NOAH

Architects: PCA STUDIO Year: 2021

Location: Tampere, Finland

lead Architect: Pietro Colonna

Website: www.pietrocolonna.it

Instagram: @pietrocolonna_

Collaborators: Enrico Zetti

Vizualizer: Virtualt 3d Studio

Status: Project

Categories: Cultural, Finland, Large, Wood

 

 


In the city of Tampere, about 230,000 inhabitants, located in the region of Pirkanmaa, in Western Finland, lies Noah, the proposal for the new Art Museum that will host the collection of the Sara Hildén Foundation.

Located on the banks of the Tammerkoski Rapids, between lakes Näsijärvi and Pyhäjärvi, Tampere retains a rich tradition of industrial craftsmanship deeply linked to the production of fine fabrics, paper, timber and metals.

 

As in the whole Scandinavian region, here too, the achievements of the past related to wooden construction have had an important role to the point of strongly affecting the historical and / or imaginary identity of the place. Starting from the Stavkirker, passing through the large shipbuilding, up to the smallest and most humble wooden houses painted in punamulta, it is easy to trace a link with the past that is still alive today.

This historical vision, bound to the deeper meaning of progress and therefore aimed at the enhancement of local know-how and knowledge, is to be interpreted as a critical approach to understand the proposal; the means through which the oneiric dimension of a space that is at the same time construction, structure and tectonics of its elements, becomes a project.

 

Extending over an area of about 4000 square meters, Noah has been designed to house one of the largest and most significant collections in Finland including, to date, about 4,600 works by masters of Finnish painting and sculpture such as Kimmo Kaiyanto, Kauko Lehtinen, Kain Tappere and Helene Schierfbecked and other renowned international artists including Christo, Josef Albers, Giacometti, Henry Moore, Francis Bacon, Paul Klee, Joan Mirò, De Chirico, Giorgio Morandi and Pablo Picasso.

 

The architecture proposed for the Sara Hildén Art Museum is composed of three large timber naves, piled on each other in a stack. This structure, progressively projecting outward and designed to accommodate multiple configurations of the interior space, is suitable for exhibitions and / or artistic performances of any type or genre. The possibility of having large unobstructed surfaces offers considerable advantages in relation to the variety and variability of the events that can be hosted within the space, whether they are characterized by small, mediums and large works or with the need to have free heights up to 14 meters.

 

The large wooden “vessel” with its three levels conceptually rests on a concrete podium, a functional, massive volume, containing in addition to the technical compartments all the spaces dedicated to the reception, storage, conservation, preparation and examination of the artworks.

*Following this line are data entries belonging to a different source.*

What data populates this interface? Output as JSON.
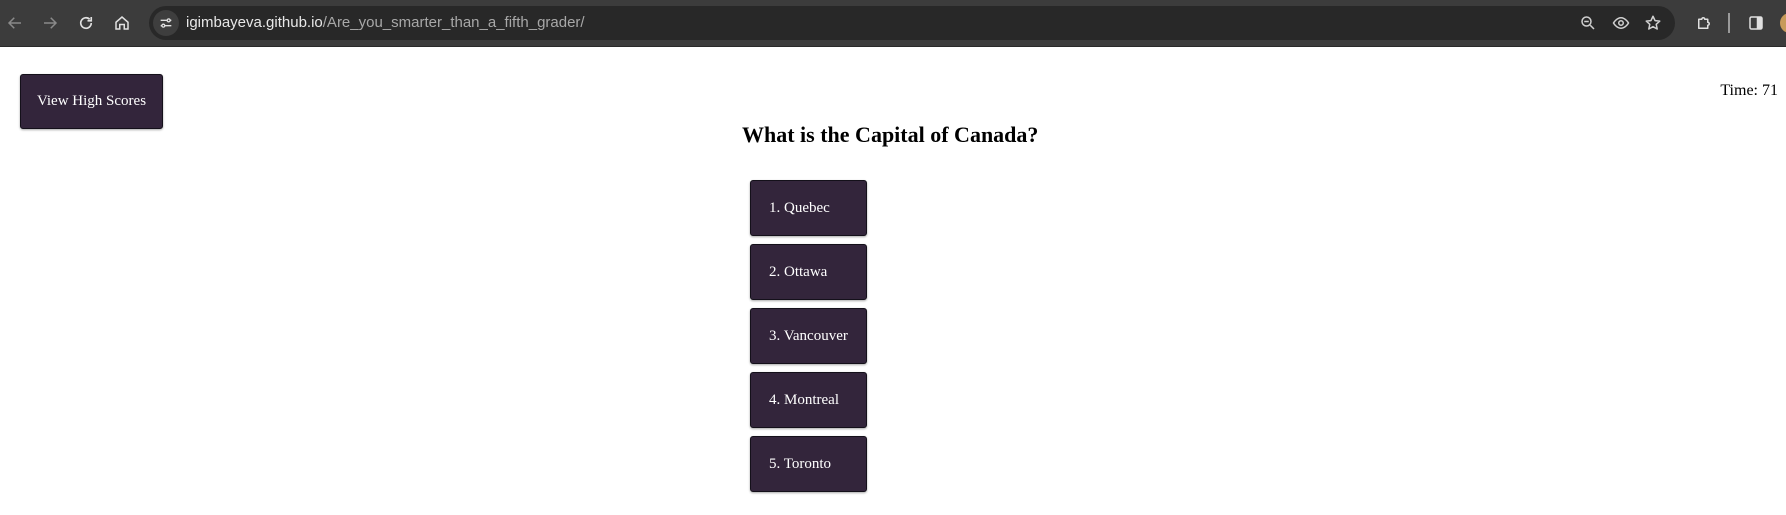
{
  "browser": {
    "url_host": "igimbayeva.github.io",
    "url_path": "/Are_you_smarter_than_a_fifth_grader/"
  },
  "header": {
    "high_scores_label": "View High Scores",
    "timer_label": "Time:",
    "timer_value": "71"
  },
  "quiz": {
    "question": "What is the Capital of Canada?",
    "choices": [
      {
        "label": "1. Quebec"
      },
      {
        "label": "2. Ottawa"
      },
      {
        "label": "3. Vancouver"
      },
      {
        "label": "4. Montreal"
      },
      {
        "label": "5. Toronto"
      }
    ]
  },
  "colors": {
    "button_bg": "#33253b",
    "button_text": "#ffffff",
    "browser_chrome": "#3c3c3c"
  }
}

On the western side of the podium the entrance is marked by the excavation of the monumental staircase that introduces the visitor directly inside the foyer connecting Finlaysoninkatu Street to the panoramic terrace open on Wilhelm von Nottbeck Park.

 

The first level contains the ticket office, the cloakroom, the workshop, the multi-functional and meeting space, the shop and the café which, during sunny days, has its natural extension in the terrace outside. At the same level a large spiral staircase, positioned in axis with the center of the upper galleries, leads the visitor to the second and third floors where permanent and temporary exhibitions will take place. Particular attention was also given to the design of light.
The large north and south facades, extending for a length of about 80 meters, are marked by a frame of double posts. Within this frame a system of composite fabric panels mounted on a movable, vertical folding, steel frame is superimposed over large thermal break windows. The panels act as adaptive shade modulators and natural light filters, covered in Bordeaux-red fabric, close to the memory of the previously mentioned punamulta.

 

The volume is therefore perfectly integrated with the chromatic context of the surrounding urban fabric and assumes, by analogy to the industrial identity of the area, the visionary image of a great machine, we would dare to say Miyazakian, placed in diachronic continuity with the urban functions that characterized the project site, distinguishing itself as an exception and paradoxically, in contrast with the most common approach of the international style of contemporary architecture, assuming a posture of discontinuity with the present while searching a bond of continuity with the past.